The problem of sexual harassment is increasingly "coming out of the closet". Companies are starting to realise that the problem is real, some managers are admitting that it could affect their staff, and more victims are starting to gather the courage to complain. And in terms of recent labour legislation, victims do have legal recourse. Yet most people do not fully understand the problem, its causes, its consequences, or its extent. Even more difficult is the question: How does one deal with such behaviour? Before considering the causes and consequences of, and possible cures for, this deep-rooted problem, we shall have to define it. We shall also describe six different types of harassers, and consider who are usually the victims.
Every man and woman who becomes aware of the implications of this issue, can help both companies and individuals to address this insidious and destructive problem.
If one simply looks at a dictionary definition of harassment: "vex by repeated attacks; trouble, worry", it is clear that such behaviour towards a colleague is undesirable and could undermine morale and productivity.
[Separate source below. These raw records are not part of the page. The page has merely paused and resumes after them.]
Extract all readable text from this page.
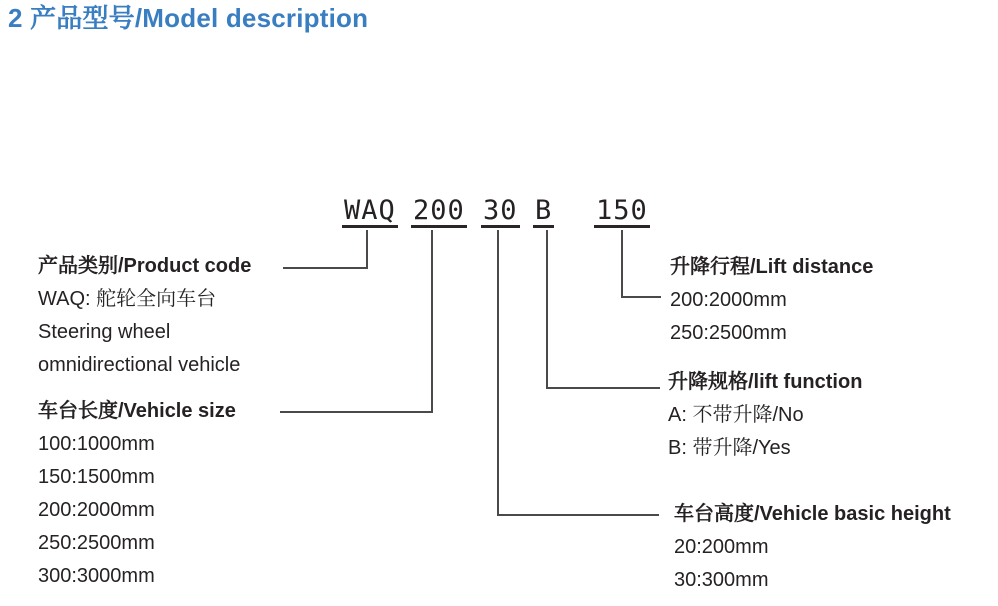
2 产品型号/Model description
WAQ 200 30 B 150
产品类别/Product code
WAQ: 舵轮全向车台
Steering wheel
omnidirectional vehicle
车台长度/Vehicle size
100:1000mm
150:1500mm
200:2000mm
250:2500mm
300:3000mm
升降行程/Lift distance
200:2000mm
250:2500mm
升降规格/lift function
A: 不带升降/No
B: 带升降/Yes
车台高度/Vehicle basic height
20:200mm
30:300mm
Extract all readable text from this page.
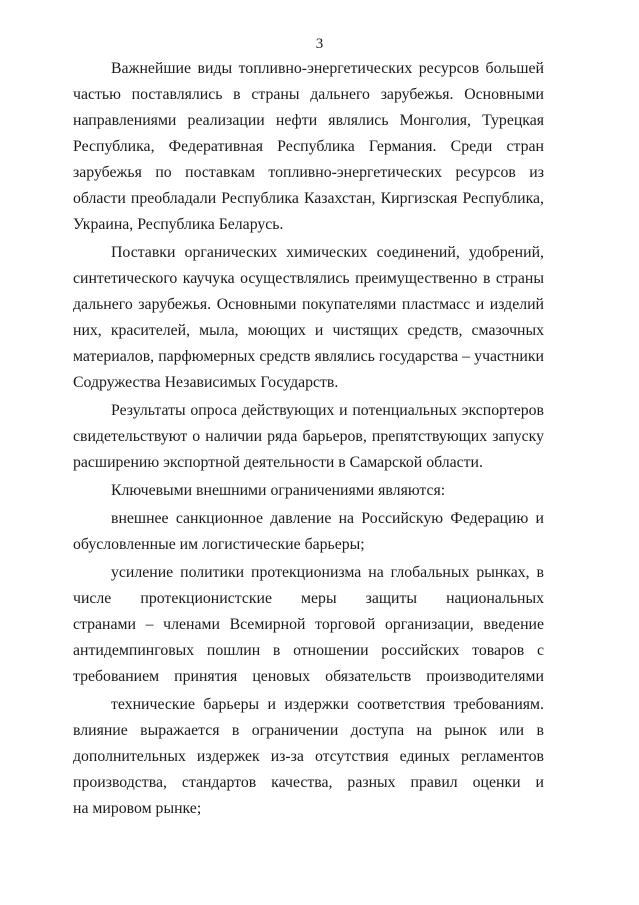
3
Важнейшие виды топливно-энергетических ресурсов большей
частью поставлялись в страны дальнего зарубежья. Основными
направлениями реализации нефти являлись Монголия, Турецкая
Республика, Федеративная Республика Германия. Среди стран
зарубежья по поставкам топливно-энергетических ресурсов из
области преобладали Республика Казахстан, Киргизская Республика,
Украина, Республика Беларусь.
Поставки органических химических соединений, удобрений,
синтетического каучука осуществлялись преимущественно в страны
дальнего зарубежья. Основными покупателями пластмасс и изделий
них, красителей, мыла, моющих и чистящих средств, смазочных
материалов, парфюмерных средств являлись государства – участники
Содружества Независимых Государств.
Результаты опроса действующих и потенциальных экспортеров
свидетельствуют о наличии ряда барьеров, препятствующих запуску
расширению экспортной деятельности в Самарской области.
Ключевыми внешними ограничениями являются:
внешнее санкционное давление на Российскую Федерацию и
обусловленные им логистические барьеры;
усиление политики протекционизма на глобальных рынках, в
числе протекционистские меры защиты национальных
странами – членами Всемирной торговой организации, введение
антидемпинговых пошлин в отношении российских товаров с
требованием принятия ценовых обязательств производителями
технические барьеры и издержки соответствия требованиям.
влияние выражается в ограничении доступа на рынок или в
дополнительных издержек из-за отсутствия единых регламентов
производства, стандартов качества, разных правил оценки и
на мировом рынке;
If one adds the sexual dimension, with its personal, psychological, moral and marital implications, the problem becomes much more complex.
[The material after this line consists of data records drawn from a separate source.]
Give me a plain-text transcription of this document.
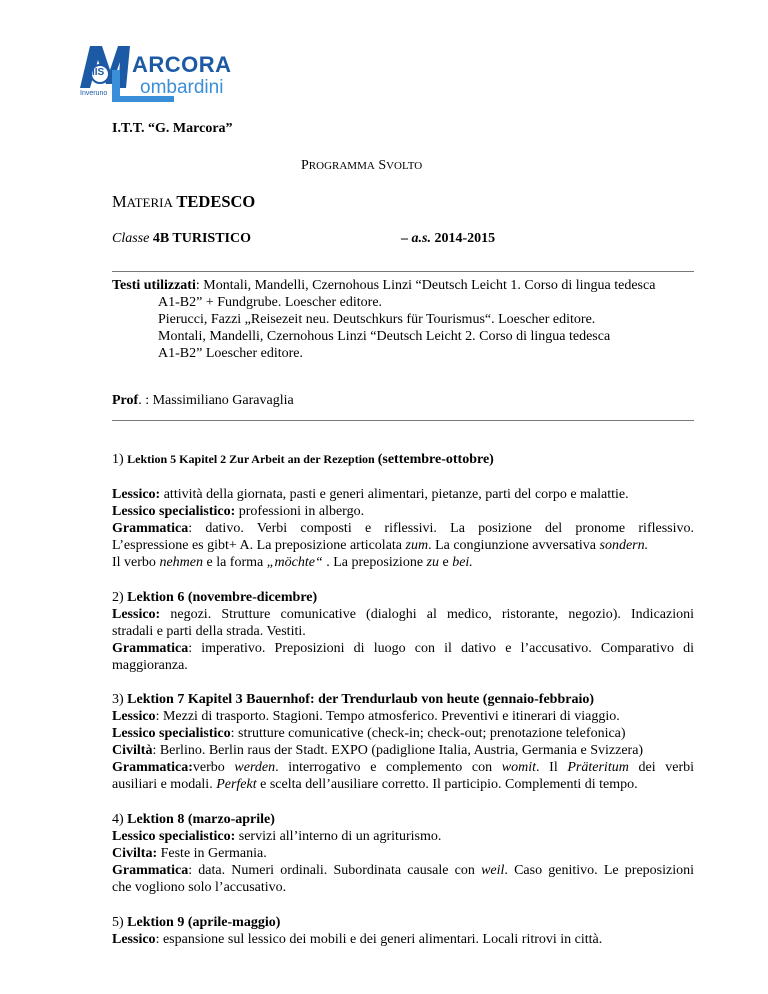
IIS ARCORA
ombardini
Inveruno
I.T.T. “G. Marcora”
PROGRAMMA SVOLTO
MATERIA TEDESCO
Classe 4B TURISTICO	– a.s. 2014-2015
Testi utilizzati: Montali, Mandelli, Czernohous Linzi “Deutsch Leicht 1. Corso di lingua tedesca
A1-B2” + Fundgrube. Loescher editore.
Pierucci, Fazzi „Reisezeit neu. Deutschkurs für Tourismus“. Loescher editore.
Montali, Mandelli, Czernohous Linzi “Deutsch Leicht 2. Corso di lingua tedesca
A1-B2” Loescher editore.
Prof. : Massimiliano Garavaglia
1) Lektion 5 Kapitel 2 Zur Arbeit an der Rezeption (settembre-ottobre)
Lessico: attività della giornata, pasti e generi alimentari, pietanze, parti del corpo e malattie.
Lessico specialistico: professioni in albergo.
Grammatica: dativo. Verbi composti e riflessivi. La posizione del pronome riflessivo.
L’espressione es gibt+ A. La preposizione articolata zum. La congiunzione avversativa sondern.
Il verbo nehmen e la forma „möchte“ . La preposizione zu e bei.
2) Lektion 6 (novembre-dicembre)
Lessico: negozi. Strutture comunicative (dialoghi al medico, ristorante, negozio). Indicazioni
stradali e parti della strada. Vestiti.
Grammatica: imperativo. Preposizioni di luogo con il dativo e l’accusativo. Comparativo di
maggioranza.
3) Lektion 7 Kapitel 3 Bauernhof: der Trendurlaub von heute (gennaio-febbraio)
Lessico: Mezzi di trasporto. Stagioni. Tempo atmosferico. Preventivi e itinerari di viaggio.
Lessico specialistico: strutture comunicative (check-in; check-out; prenotazione telefonica)
Civiltà: Berlino. Berlin raus der Stadt. EXPO (padiglione Italia, Austria, Germania e Svizzera)
Grammatica:verbo werden. interrogativo e complemento con womit. Il Präteritum dei verbi
ausiliari e modali. Perfekt e scelta dell’ausiliare corretto. Il participio. Complementi di tempo.
4) Lektion 8 (marzo-aprile)
Lessico specialistico: servizi all’interno di un agriturismo.
Civilta: Feste in Germania.
Grammatica: data. Numeri ordinali. Subordinata causale con weil. Caso genitivo. Le preposizioni
che vogliono solo l’accusativo.
5) Lektion 9 (aprile-maggio)
Lessico: espansione sul lessico dei mobili e dei generi alimentari. Locali ritrovi in città.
A major issue is people's diverging views on what constitutes harassment. Definitions vary -from verbal harassment by sexist, crude or suggestive remarks, through casual touching or open advances, to the extremes of coercion or blackmail if a manager has the power to threaten a subordinate's job if she (or he) doesn't "play along", to attempted or actual rape. It is difficult to pinpoint the problem: sometimes the more "innocent" forms of harassment - a stare making the woman feel uncomfortable, the too-personal comment, or "friendly" touching - may mean the man is testing her reaction and will move further if not clearly repelled.
Cases have been reported of men being harassed by women or by other men, or women by other women. However, 98% of the cases reported in a survey conducted in South Africa in the early 1990's among members of the IPM and the Institute of Directors, related to men harassing women at work or in work-associated situations. Therefore, although all kinds of sexual harassment - and even non-sexual harassment - should be stopped, the focus in this discussion will be the most prevalent kind, of men harassing women.
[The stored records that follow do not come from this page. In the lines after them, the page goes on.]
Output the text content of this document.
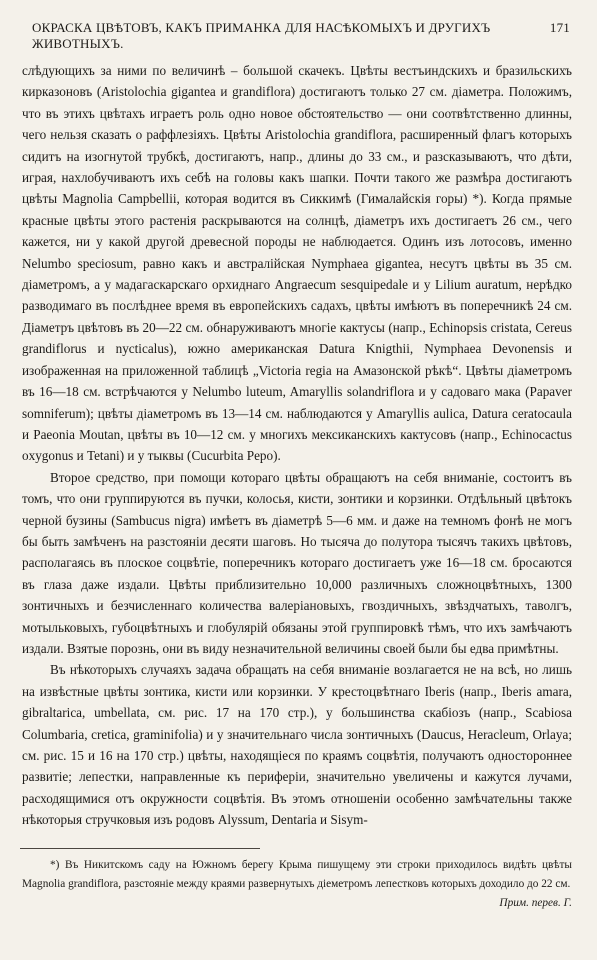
ОКРАСКА ЦВѢТОВЪ, КАКЪ ПРИМАНКА ДЛЯ НАСѢКОМЫХЪ И ДРУГИХЪ ЖИВОТНЫХЪ.
171

слѣдующихъ за ними по величинѣ – большой скачекъ. Цвѣты вестъиндскихъ и бразильскихъ кирказоновъ (Aristolochia gigantea и grandiflora) достигаютъ только 27 см. діаметра. Положимъ, что въ этихъ цвѣтахъ играетъ роль одно новое обстоятельство — они соотвѣтственно длинны, чего нельзя сказать о раффлезіяхъ. Цвѣты Aristolochia grandiflora, расширенный флагъ которыхъ сидитъ на изогнутой трубкѣ, достигаютъ, напр., длины до 33 см., и разсказываютъ, что дѣти, играя, нахлобучиваютъ ихъ себѣ на головы какъ шапки. Почти такого же размѣра достигаютъ цвѣты Magnolia Campbellii, которая водится въ Сиккимѣ (Гималайскія горы) *). Когда прямые красные цвѣты этого растенія раскрываются на солнцѣ, діаметръ ихъ достигаетъ 26 см., чего кажется, ни у какой другой древесной породы не наблюдается. Одинъ изъ лотосовъ, именно Nelumbo speciosum, равно какъ и австралійская Nymphaea gigantea, несутъ цвѣты въ 35 см. діаметромъ, а у мадагаскарскаго орхиднаго Angraecum sesquipedale и у Lilium auratum, нерѣдко разводимаго въ послѣднее время въ европейскихъ садахъ, цвѣты имѣютъ въ поперечникѣ 24 см. Діаметръ цвѣтовъ въ 20—22 см. обнаруживаютъ многіе кактусы (напр., Echinopsis cristata, Cereus grandiflorus и nycticalus), южно американская Datura Knigthii, Nymphaea Devonensis и изображенная на приложенной таблицѣ „Victoria regia на Амазонской рѣкѣ“. Цвѣты діаметромъ въ 16—18 см. встрѣчаются у Nelumbo luteum, Amaryllis solandriflora и у садоваго мака (Papaver somniferum); цвѣты діаметромъ въ 13—14 см. наблюдаются у Amaryllis aulica, Datura ceratocaula и Paeonia Moutan, цвѣты въ 10—12 см. у многихъ мексиканскихъ кактусовъ (напр., Echinocactus oxygonus и Tetani) и у тыквы (Cucurbita Pepo).

Второе средство, при помощи котораго цвѣты обращаютъ на себя вниманіе, состоитъ въ томъ, что они группируются въ пучки, колосья, кисти, зонтики и корзинки. Отдѣльный цвѣтокъ черной бузины (Sambucus nigra) имѣетъ въ діаметрѣ 5—6 мм. и даже на темномъ фонѣ не могъ бы быть замѣченъ на разстояніи десяти шаговъ. Но тысяча до полутора тысячъ такихъ цвѣтовъ, располагаясь въ плоское соцвѣтіе, поперечникъ котораго достигаетъ уже 16—18 см. бросаются въ глаза даже издали. Цвѣты приблизительно 10,000 различныхъ сложноцвѣтныхъ, 1300 зонтичныхъ и безчисленнаго количества валеріановыхъ, гвоздичныхъ, звѣздчатыхъ, таволгъ, мотыльковыхъ, губоцвѣтныхъ и глобулярій обязаны этой группировкѣ тѣмъ, что ихъ замѣчаютъ издали. Взятые порознь, они въ виду незначительной величины своей были бы едва примѣтны.

Въ нѣкоторыхъ случаяхъ задача обращать на себя вниманіе возлагается не на всѣ, но лишь на извѣстные цвѣты зонтика, кисти или корзинки. У крестоцвѣтнаго Iberis (напр., Iberis amara, gibraltarica, umbellata, см. рис. 17 на 170 стр.), у большинства скабіозъ (напр., Scabiosa Columbaria, cretica, graminifolia) и у значительнаго числа зонтичныхъ (Daucus, Heracleum, Orlaya; см. рис. 15 и 16 на 170 стр.) цвѣты, находящіеся по краямъ соцвѣтія, получаютъ одностороннее развитіе; лепестки, направленные къ периферіи, значительно увеличены и кажутся лучами, расходящимися отъ окружности соцвѣтія. Въ этомъ отношеніи особенно замѣчательны также нѣкоторыя стручковыя изъ родовъ Alyssum, Dentaria и Sisym-

*) Въ Никитскомъ саду на Южномъ берегу Крыма пишущему эти строки приходилось видѣть цвѣты Magnolia grandiflora, разстояніе между краями развернутыхъ діеметромъ лепестковъ которыхъ доходило до 22 см.
Прим. перев. Г.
A workable definition would be: Sexual harassment in the workplace is unwelcome or unwanted attention of a sexual nature from someone at work, that causes discomfort, humiliation, offence or distress, and / or interferes with the job. This includes all such actions and practices of a sexual nature by a person or a group of people directed at one or more workers.
Sexual harassment can consist of unwelcome sexual advances, requests for sexual favours in return for employment benefits, pressure for sexual favours to clinch sales deals, the display of sexually offensive posters, cartoons or drawings, or any other form of verbal or physical behaviour that the recipient regards as unwelcome or embarrassing.
Any of the examples above may represent harassment. In all cases it is the consequences, and not the intentions, that count. The severity of the harassment is to a large extent determined by the impact it has on the victim. So "It was just a joke" or "I had too much to drink" is no excuse. Harassment usually relates to intimidation, exploitation and power; not to real, mutual personal attraction and respect.
Thus a relationship between two consenting adults would usually not be harassment. Yet if the one party has far more power than the other, and abuses this in the work situation to coerce the other, it could still be a case of harassment.
If unwelcome attentions are repeated although they have been declined, or if the person is victimised because of having turned down such advances, the situation becomes worse.